Background: Psoriasis can have a significant impact upon sexual functioning for 30%-70% of patients. We examined the dermatologic and psychologic factors associated with the effect of psoriasis on this important dimension of quality of life.
Methods: One hundred and twenty consenting psoriasis patients (63 men and 57 women; mean +/- SD age, 46.8 +/- 15.7 years; mean +/- SD total body surface area affected, 53.4% +/- 22.9%) completed a battery of questionnaires which included their response (endorsed with a "Yes" or "No") to the following question: "Do you believe that since the onset of psoriasis your sexual activity has declined?" The differences in dermatologic and psychologic measures between the subgroup that endorsed a "Yes" response and the subgroup that endorsed a "No" response were examined.

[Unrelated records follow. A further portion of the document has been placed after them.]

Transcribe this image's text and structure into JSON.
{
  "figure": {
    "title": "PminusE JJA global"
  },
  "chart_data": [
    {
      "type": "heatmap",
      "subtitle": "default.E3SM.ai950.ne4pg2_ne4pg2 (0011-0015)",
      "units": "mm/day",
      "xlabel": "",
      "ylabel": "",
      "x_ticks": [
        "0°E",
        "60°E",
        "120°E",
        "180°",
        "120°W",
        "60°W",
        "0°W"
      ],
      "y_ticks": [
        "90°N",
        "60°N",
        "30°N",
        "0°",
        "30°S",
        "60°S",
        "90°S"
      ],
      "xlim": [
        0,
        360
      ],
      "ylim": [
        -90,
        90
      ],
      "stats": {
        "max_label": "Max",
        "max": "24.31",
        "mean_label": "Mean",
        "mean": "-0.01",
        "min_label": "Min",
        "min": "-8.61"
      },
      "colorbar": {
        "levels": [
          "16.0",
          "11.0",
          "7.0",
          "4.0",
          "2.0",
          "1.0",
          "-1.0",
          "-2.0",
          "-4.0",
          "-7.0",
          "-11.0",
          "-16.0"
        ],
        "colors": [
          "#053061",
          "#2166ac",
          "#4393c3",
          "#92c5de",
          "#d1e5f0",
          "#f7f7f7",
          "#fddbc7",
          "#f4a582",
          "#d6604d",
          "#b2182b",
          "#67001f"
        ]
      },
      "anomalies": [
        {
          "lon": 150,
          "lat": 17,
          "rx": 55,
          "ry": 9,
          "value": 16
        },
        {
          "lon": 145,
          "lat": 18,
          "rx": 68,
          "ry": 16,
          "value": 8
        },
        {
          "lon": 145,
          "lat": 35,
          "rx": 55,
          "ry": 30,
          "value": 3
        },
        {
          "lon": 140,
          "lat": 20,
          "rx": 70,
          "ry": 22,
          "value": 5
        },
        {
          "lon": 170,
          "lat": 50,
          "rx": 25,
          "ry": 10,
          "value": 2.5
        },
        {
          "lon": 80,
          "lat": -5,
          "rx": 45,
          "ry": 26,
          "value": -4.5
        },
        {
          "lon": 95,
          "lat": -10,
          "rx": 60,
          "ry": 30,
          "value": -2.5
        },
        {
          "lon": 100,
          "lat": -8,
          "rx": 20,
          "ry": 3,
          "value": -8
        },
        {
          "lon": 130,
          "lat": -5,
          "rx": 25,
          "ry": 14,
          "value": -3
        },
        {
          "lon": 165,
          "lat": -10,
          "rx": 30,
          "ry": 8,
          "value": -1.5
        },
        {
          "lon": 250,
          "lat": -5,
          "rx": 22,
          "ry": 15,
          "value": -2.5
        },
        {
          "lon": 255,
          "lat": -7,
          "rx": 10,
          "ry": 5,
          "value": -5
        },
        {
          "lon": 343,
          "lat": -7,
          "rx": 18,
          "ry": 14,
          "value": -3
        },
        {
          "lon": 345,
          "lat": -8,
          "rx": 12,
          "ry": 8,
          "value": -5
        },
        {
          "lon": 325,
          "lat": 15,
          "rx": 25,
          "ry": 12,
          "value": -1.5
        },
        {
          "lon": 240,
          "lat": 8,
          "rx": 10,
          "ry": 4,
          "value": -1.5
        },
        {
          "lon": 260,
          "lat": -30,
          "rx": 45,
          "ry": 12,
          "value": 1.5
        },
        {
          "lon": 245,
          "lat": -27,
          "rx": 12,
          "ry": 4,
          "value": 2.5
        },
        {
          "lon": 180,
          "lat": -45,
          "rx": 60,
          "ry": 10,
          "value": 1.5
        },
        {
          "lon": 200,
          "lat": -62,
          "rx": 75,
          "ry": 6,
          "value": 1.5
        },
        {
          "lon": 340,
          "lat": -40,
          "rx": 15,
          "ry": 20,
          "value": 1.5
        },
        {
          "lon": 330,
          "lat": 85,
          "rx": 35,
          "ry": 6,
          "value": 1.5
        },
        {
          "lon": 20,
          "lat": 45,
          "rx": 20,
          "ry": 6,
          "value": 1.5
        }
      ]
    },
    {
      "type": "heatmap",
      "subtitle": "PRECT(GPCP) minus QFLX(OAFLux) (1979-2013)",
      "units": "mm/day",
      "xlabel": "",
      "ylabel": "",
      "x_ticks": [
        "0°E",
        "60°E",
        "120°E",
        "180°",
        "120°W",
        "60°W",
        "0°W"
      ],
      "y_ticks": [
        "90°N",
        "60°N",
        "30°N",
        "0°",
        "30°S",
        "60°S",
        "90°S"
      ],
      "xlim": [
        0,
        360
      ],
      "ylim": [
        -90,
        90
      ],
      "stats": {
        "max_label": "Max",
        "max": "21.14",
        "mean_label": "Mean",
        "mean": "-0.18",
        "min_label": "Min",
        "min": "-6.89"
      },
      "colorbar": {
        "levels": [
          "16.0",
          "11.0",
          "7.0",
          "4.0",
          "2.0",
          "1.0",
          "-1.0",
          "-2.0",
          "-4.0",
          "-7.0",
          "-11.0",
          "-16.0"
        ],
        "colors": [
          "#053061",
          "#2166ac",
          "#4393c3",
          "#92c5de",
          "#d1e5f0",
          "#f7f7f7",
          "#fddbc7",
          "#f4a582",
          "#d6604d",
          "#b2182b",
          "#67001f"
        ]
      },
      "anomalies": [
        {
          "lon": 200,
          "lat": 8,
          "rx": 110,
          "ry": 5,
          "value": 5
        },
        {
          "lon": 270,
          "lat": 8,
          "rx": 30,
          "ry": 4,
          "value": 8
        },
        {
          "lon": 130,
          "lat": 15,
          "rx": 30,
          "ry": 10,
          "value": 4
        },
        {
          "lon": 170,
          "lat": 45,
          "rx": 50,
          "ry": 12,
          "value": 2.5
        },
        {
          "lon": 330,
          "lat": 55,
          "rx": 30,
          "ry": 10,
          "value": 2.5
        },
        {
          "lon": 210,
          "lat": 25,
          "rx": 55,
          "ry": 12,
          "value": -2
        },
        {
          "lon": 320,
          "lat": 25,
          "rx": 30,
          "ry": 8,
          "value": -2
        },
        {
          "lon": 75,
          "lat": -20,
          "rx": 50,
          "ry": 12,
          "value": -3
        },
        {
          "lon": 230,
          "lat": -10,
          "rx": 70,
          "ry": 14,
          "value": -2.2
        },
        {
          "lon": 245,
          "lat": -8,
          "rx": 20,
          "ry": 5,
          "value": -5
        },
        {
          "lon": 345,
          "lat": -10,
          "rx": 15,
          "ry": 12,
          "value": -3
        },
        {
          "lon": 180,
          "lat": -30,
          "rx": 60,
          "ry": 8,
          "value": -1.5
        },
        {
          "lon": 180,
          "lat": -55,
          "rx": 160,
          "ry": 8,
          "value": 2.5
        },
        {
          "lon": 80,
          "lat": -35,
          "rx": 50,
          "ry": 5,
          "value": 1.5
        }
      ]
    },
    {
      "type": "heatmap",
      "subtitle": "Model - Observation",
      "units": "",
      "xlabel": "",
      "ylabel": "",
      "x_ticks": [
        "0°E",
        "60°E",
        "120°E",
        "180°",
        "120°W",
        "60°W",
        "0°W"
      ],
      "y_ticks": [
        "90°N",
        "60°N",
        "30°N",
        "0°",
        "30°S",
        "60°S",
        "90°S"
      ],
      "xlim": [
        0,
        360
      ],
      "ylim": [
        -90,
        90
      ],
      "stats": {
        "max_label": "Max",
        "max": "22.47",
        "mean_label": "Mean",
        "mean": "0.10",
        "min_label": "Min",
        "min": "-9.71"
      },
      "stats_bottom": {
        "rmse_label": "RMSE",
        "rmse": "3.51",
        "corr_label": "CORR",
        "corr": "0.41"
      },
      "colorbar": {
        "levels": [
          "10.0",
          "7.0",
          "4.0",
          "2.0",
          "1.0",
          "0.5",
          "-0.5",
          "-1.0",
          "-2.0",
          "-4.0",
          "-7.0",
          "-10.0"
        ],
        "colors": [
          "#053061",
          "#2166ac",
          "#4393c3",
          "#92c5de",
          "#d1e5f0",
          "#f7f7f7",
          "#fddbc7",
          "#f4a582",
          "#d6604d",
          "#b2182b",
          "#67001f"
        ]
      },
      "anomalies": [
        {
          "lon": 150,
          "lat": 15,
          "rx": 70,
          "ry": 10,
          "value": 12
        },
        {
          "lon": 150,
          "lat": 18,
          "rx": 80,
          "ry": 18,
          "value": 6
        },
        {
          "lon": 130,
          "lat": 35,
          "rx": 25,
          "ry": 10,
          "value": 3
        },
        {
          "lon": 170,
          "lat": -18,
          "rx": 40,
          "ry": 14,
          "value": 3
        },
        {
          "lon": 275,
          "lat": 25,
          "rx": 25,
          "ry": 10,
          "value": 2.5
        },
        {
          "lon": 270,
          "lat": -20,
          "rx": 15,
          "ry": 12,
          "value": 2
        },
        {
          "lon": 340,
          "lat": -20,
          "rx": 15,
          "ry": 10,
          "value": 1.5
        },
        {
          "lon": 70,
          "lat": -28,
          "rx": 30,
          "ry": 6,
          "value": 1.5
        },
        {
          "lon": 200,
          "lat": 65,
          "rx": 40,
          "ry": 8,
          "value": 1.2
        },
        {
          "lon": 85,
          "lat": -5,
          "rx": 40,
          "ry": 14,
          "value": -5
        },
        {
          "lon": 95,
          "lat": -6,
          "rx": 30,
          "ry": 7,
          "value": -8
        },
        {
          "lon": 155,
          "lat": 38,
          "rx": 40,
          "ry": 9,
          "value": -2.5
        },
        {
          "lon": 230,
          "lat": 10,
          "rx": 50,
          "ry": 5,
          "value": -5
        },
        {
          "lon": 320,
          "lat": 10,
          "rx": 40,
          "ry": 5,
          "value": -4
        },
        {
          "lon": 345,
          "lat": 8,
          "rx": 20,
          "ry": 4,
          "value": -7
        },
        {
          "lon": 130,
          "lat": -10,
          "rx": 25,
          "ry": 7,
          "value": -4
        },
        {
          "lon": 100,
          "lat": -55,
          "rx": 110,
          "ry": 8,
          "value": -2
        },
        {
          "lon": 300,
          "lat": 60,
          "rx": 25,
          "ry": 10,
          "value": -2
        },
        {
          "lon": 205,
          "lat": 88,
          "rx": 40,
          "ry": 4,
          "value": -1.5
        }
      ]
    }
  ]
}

Results: Forty-nine out of 120 patients (40.8%) were sexually affected, i.e. they endorsed a "Yes." There were no significant differences between the affected and unaffected groups with respect to marital status, age, sex, and duration of psoriasis. The affected group reported more joint pains (P = 0.01), marginally greater psoriasis severity affecting the groin region (P = 0.07), greater scaling (P = 0.06), and greater pruritus severity (P = 0.07). Psychologically, the affected group had higher depression scores (P = 0.02) which were in the range for clinical depression, a greater tendency (P = 0.02) to seek the approval of others, and a marginally greater tendency (P = 0.08) to drink alcohol. A decline in sexual activity was related to a decrease in the patient's sex drive for 42.6% of patients; however, only 14.9% of these patients attributed the decline in their sexual activity to decreased sex drive of their spouse/partner.
Conclusion: In addition to some dermatologic factors, comorbid psychologic factors, such as depression and a tendency for alcohol use, may be important determinants of decreased sexual functioning in psoriasis.